The name might not be catchy as catchy as Blueberry Boy Bait, but Loaf Pan Blueberry Crisp is another great small batch dessert. It’s perfect for days when you don’t feel like (or don’t have time for) making blueberry pie, and it only calls for a pint of blueberries.
I like how it looks in a glass loaf pan, so that’s what I use, but a metal loaf pan would work just as well. The recipe gives you anywhere from two generous servings to four small servings and can be made from start to finish in under an hour.
I usually assemble it while I’m making dinner, then throw it in the oven about an hour before dessert time.
As far as tips and hints go, this one is pretty straightforward. If you have any tips for jazzing it up, please send them along!
Blueberry Crisp for Two
If you are short on blueberries or just don’t want Loaf Pan Blueberry Crisp, you can halve the recipe and make Blueberry Crisp for Two in a 6 inch mini pie plate. The bake time stays about the same. If you have to leave the lemon out for some reason, you can.
Loaf Pan Blueberry Crisp
- 2 cups fresh blueberries
- 2 teaspoons lemon juice
- 1 1/2 tablespoons granulated sugar
- 1/4 cup flour
- 2 tablespoons brown sugar
- 2 tablespoons granulated sugar
- 1/4 cup oats
- 1/4 teaspoon cinnamon
- 1/8 teaspoon ginger
- 1/8 teaspoon nutmeg
- 1/8 teaspoon salt
- 2 tablespoons unsalted butter
- Preheat oven to 375 degrees F. Grease a 9×5 inch loaf pan.

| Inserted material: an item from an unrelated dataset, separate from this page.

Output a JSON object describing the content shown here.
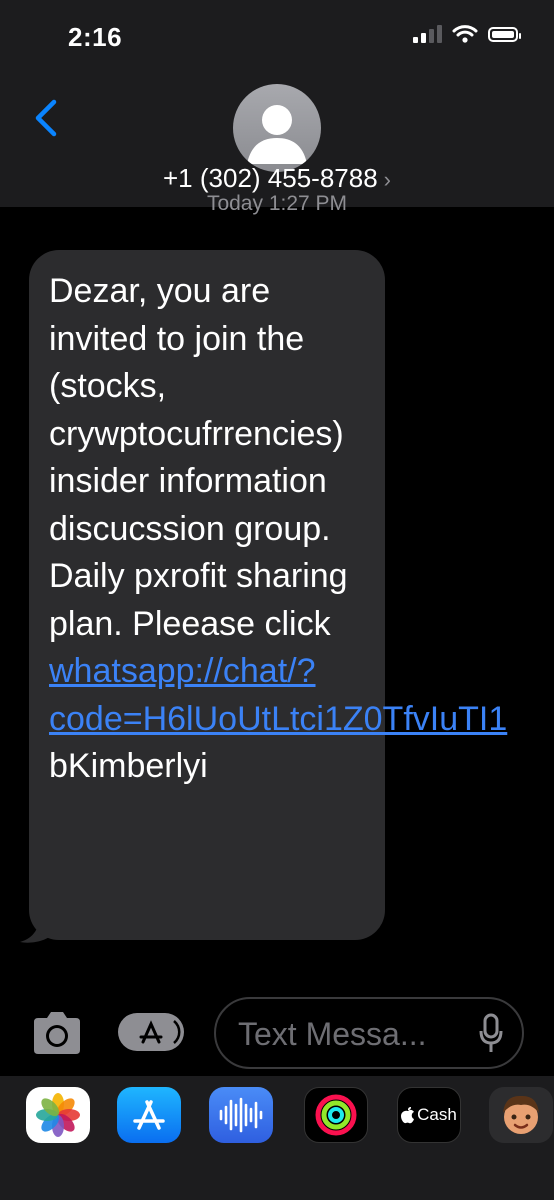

- Mix berries, lemon juice, and sugar, then spread over the bottom of the pan.
- Combine flour, sugar, oats, spices, and salt. Using a pastry cutter, two forks or your fingers, cut in butter until mixture is crumbly.
- Sprinkle crumb topping over berries and bake for 30 minutes, or until topping is slightly browned. Serve warm with ice cream, if desired.